I have only ever had 1 winter litter & i used a lamp.

A friend of mine breeds yorkies & he rates the pad very highly


----------



## carol (Nov 2, 2007)

a friend uses a lamp i use pad think they are both good


----------



## basi (Nov 9, 2007)

I use a heat pad because it is easier for the puppies to move away from if they get too warm.


----------



## Esined (Nov 2, 2007)

I breed cats and always use heat pads, never tried a lamp because I dont like the bright light cos of their little eyes, A heat pad is great for temp controll.


----------



## terriermaid (Nov 5, 2007)

ive always relied on the mothers body heat and a reasonable room temperature


----------



## Leanne1989 (Nov 11, 2007)

we only ever used a heat pad once for a mouse puppy and wouldn't use one again. Cant beat a mother when it comes to pups and we also have an aga so our house temp is quite hot anyway.


----------



## alan moore (Nov 20, 2007)

used both in the past
but heat pads i have never had as good a return as lamps
so always use a heat lamp but infared rather than clear as it is better for pups eyes
i agree with one of the comments though
"you cant beat the heat off the mum" so only use my lamp when its is very cold or mum is having a rest


----------



## may (Nov 2, 2007)

Esined said:


> I breed cats and always use heat pads, never tried a lamp because I dont like the bright light cos of their little eyes, A heat pad is great for temp controll.

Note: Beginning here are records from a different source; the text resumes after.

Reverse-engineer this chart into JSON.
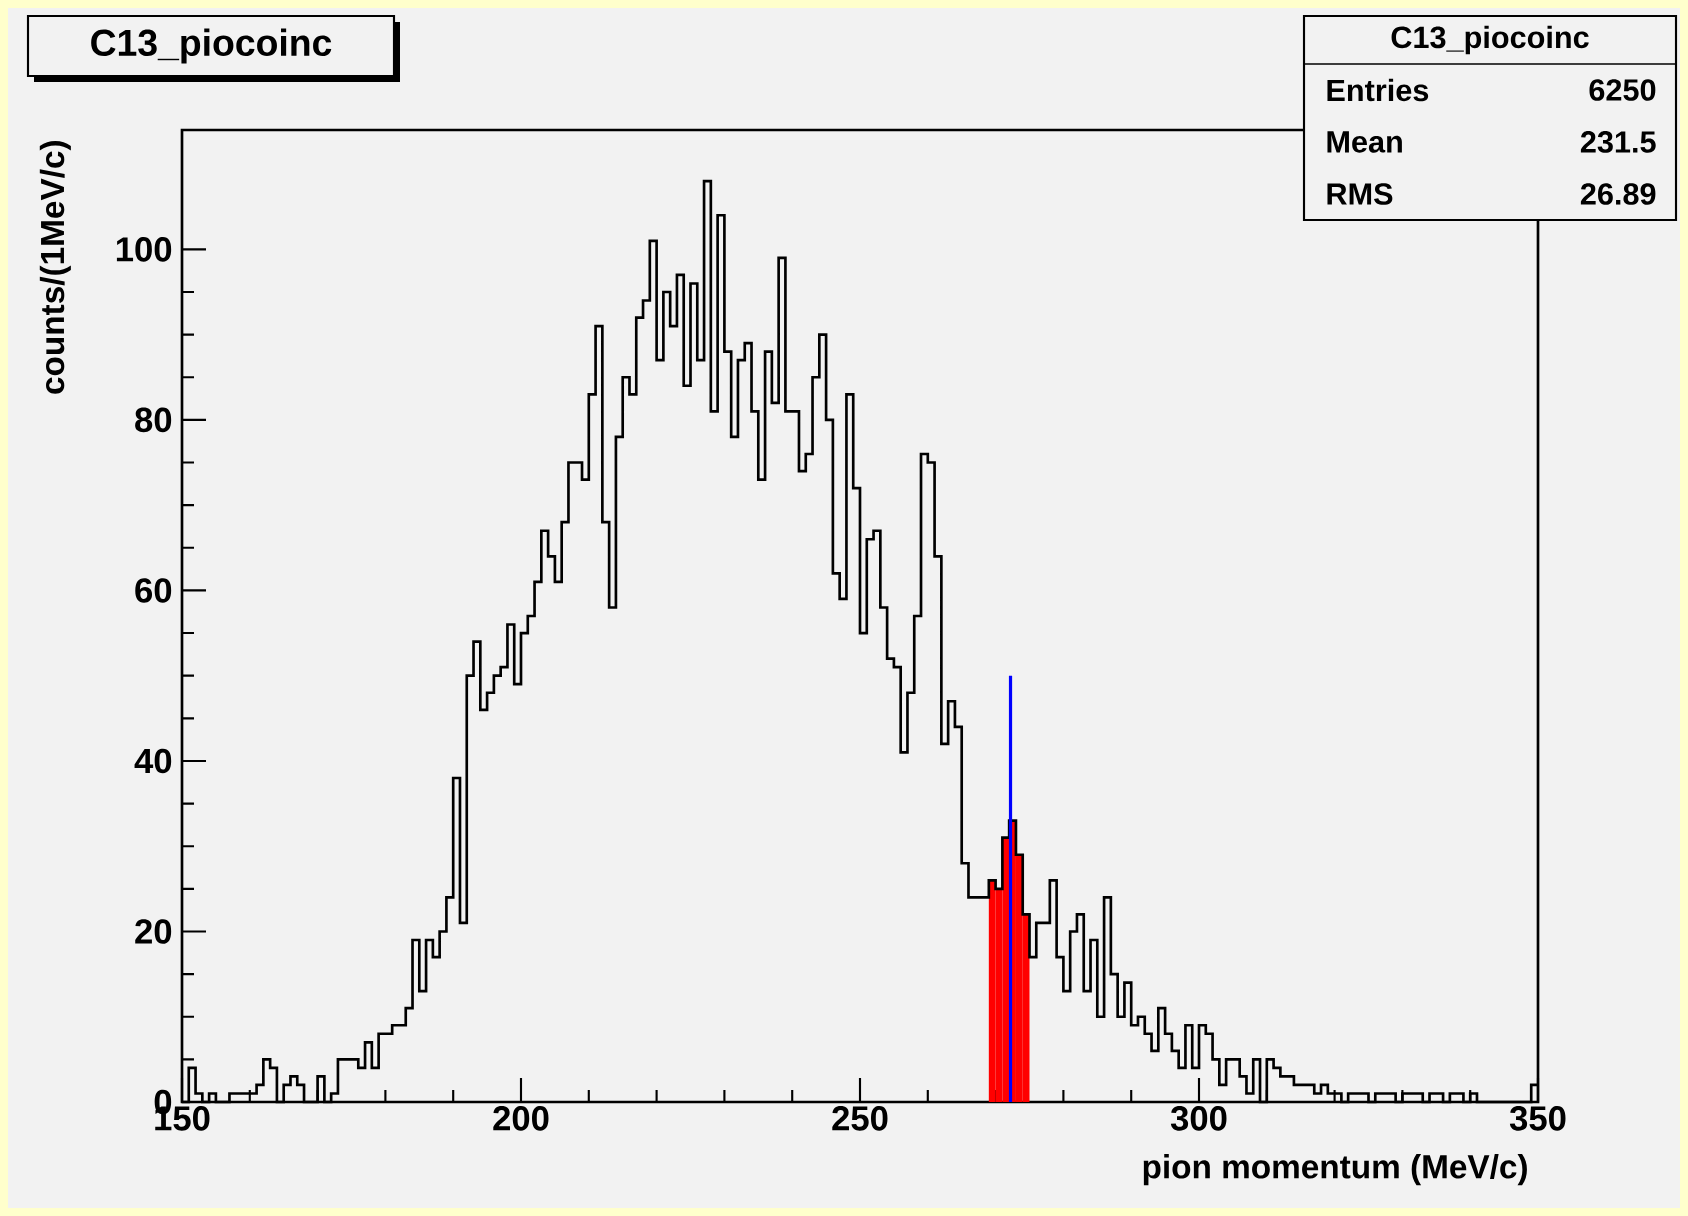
{
  "chart_data": {
    "type": "histogram",
    "title": "C13_piocoinc",
    "xlabel": "pion momentum (MeV/c)",
    "ylabel": "counts/(1MeV/c)",
    "annotations": [
      "C13_piocoinc",
      "Entries",
      "6250",
      "Mean",
      "231.5",
      "RMS",
      "26.89"
    ],
    "xlim": [
      150,
      350
    ],
    "ylim": [
      0,
      114
    ],
    "xticks": [
      150,
      200,
      250,
      300,
      350
    ],
    "yticks": [
      0,
      20,
      40,
      60,
      80,
      100
    ],
    "series": [
      {
        "color": "#000000",
        "bins": [
          150,
          151,
          152,
          153,
          154,
          155,
          156,
          157,
          158,
          159,
          160,
          161,
          162,
          163,
          164,
          165,
          166,
          167,
          168,
          169,
          170,
          171,
          172,
          173,
          174,
          175,
          176,
          177,
          178,
          179,
          180,
          181,
          182,
          183,
          184,
          185,
          186,
          187,
          188,
          189,
          190,
          191,
          192,
          193,
          194,
          195,
          196,
          197,
          198,
          199,
          200,
          201,
          202,
          203,
          204,
          205,
          206,
          207,
          208,
          209,
          210,
          211,
          212,
          213,
          214,
          215,
          216,
          217,
          218,
          219,
          220,
          221,
          222,
          223,
          224,
          225,
          226,
          227,
          228,
          229,
          230,
          231,
          232,
          233,
          234,
          235,
          236,
          237,
          238,
          239,
          240,
          241,
          242,
          243,
          244,
          245,
          246,
          247,
          248,
          249,
          250,
          251,
          252,
          253,
          254,
          255,
          256,
          257,
          258,
          259,
          260,
          261,
          262,
          263,
          264,
          265,
          266,
          267,
          268,
          269,
          270,
          271,
          272,
          273,
          274,
          275,
          276,
          277,
          278,
          279,
          280,
          281,
          282,
          283,
          284,
          285,
          286,
          287,
          288,
          289,
          290,
          291,
          292,
          293,
          294,
          295,
          296,
          297,
          298,
          299,
          300,
          301,
          302,
          303,
          304,
          305,
          306,
          307,
          308,
          309,
          310,
          311,
          312,
          313,
          314,
          315,
          316,
          317,
          318,
          319,
          320,
          321,
          322,
          323,
          324,
          325,
          326,
          327,
          328,
          329,
          330,
          331,
          332,
          333,
          334,
          335,
          336,
          337,
          338,
          339,
          340,
          341,
          342,
          343,
          344,
          345,
          346,
          347,
          348,
          349,
          350
        ],
        "values": [
          0,
          4,
          1,
          0,
          1,
          0,
          0,
          1,
          1,
          1,
          1,
          2,
          5,
          4,
          0,
          2,
          3,
          2,
          0,
          0,
          3,
          0,
          1,
          5,
          5,
          5,
          4,
          7,
          4,
          8,
          8,
          9,
          9,
          11,
          19,
          13,
          19,
          17,
          20,
          24,
          38,
          21,
          50,
          54,
          46,
          48,
          50,
          51,
          56,
          49,
          55,
          57,
          61,
          67,
          64,
          61,
          68,
          75,
          75,
          73,
          83,
          91,
          68,
          58,
          78,
          85,
          83,
          92,
          94,
          101,
          87,
          95,
          91,
          97,
          84,
          96,
          87,
          108,
          81,
          104,
          88,
          78,
          87,
          89,
          81,
          73,
          88,
          82,
          99,
          81,
          81,
          74,
          76,
          85,
          90,
          80,
          62,
          59,
          83,
          72,
          55,
          66,
          67,
          58,
          52,
          51,
          41,
          48,
          57,
          76,
          75,
          64,
          42,
          47,
          44,
          28,
          24,
          24,
          24,
          26,
          25,
          31,
          33,
          29,
          22,
          17,
          21,
          21,
          26,
          17,
          13,
          20,
          22,
          13,
          19,
          10,
          24,
          15,
          10,
          14,
          9,
          10,
          8,
          6,
          11,
          8,
          6,
          4,
          9,
          4,
          9,
          8,
          5,
          2,
          5,
          5,
          3,
          1,
          5,
          0,
          5,
          4,
          3,
          3,
          2,
          2,
          2,
          1,
          2,
          1,
          1,
          0,
          1,
          1,
          1,
          0,
          1,
          1,
          1,
          0,
          1,
          1,
          1,
          0,
          1,
          1,
          0,
          1,
          1,
          0,
          1,
          0,
          0,
          0,
          0,
          0,
          0,
          0,
          0,
          2
        ]
      },
      {
        "type": "bar",
        "color": "#ff0000",
        "x": [
          269.5,
          270.5,
          271.5,
          272.5,
          273.5,
          274.5
        ],
        "values": [
          26,
          25,
          31,
          33,
          29,
          22
        ]
      },
      {
        "type": "line",
        "color": "#0000ff",
        "x": [
          272.2,
          272.2
        ],
        "values": [
          0,
          50
        ]
      }
    ]
  }
}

I use Ceramic bulbs, heat but no light


----------



## Guest (Nov 20, 2007)

Have used ceramic heat lamp in the past over just one side of the whelping box but found that the bitch gets overheated and this can sometimes lead to dehydration in puppies. Found a heat pad much better as pups can move away if too warm do not like the room to be too warm for mums sake but pups have to be kept warm as they can not regulate their own body temperature till 10 days old, I then start to reduce the heating slowly.


----------



## Esined (Nov 2, 2007)

may said:


> I use Ceramic bulbs, heat but no light


oh I will have to get one of thoughs,


----------



## growler1961 (Nov 2, 2007)

thank you all very much for sharing your preferances 
i do worry about keeping new pups warm
my first litter has fond memories but the only thing i disliked about it was having my central heating on night & day!
im much more organised these days using seperate heating for my whelping room, we no longer walk around in our underwear


----------



## may (Nov 2, 2007)

Esined said:


> oh I will have to get one of thoughs,


You will be so pleased if you do they are invaluable


----------



## Pamnhols (Dec 2, 2007)

Hi, I am a breeder and always like to use lamps (infrared red coloured ones) as not so bright) In winter as they seem to give off more heat. But probably if pups were in the house a mat would be sufficient. We tend to use a 250watt for the first couple of weeks if very cold and then cut down to a lower wattage.


----------



## irlamp (Jun 21, 2010)

growler1961 said:


> ive allways used a over head heat lamp on my winter pups for the first 3 weeks with out any problems, but thinking of trying a heat pad next time
> what do you use?
> interested to know what other breeders prefer


I prefer IR Heat Lamp than Heat Pad.
The former is safe,economic and clean.
For more,you can contact with me directly.
EMAIL:[email protected]


----------



## Callie (May 6, 2010)

Had my first litter 3 weeks ago. Had the heat pad but ended up borrowing a heat lamp as it was a bit of a struggle for all pups to get onto mat and took up space in box so mum was limited where she could lie. With lamp if she lay under it I just made it point to a different corner.


----------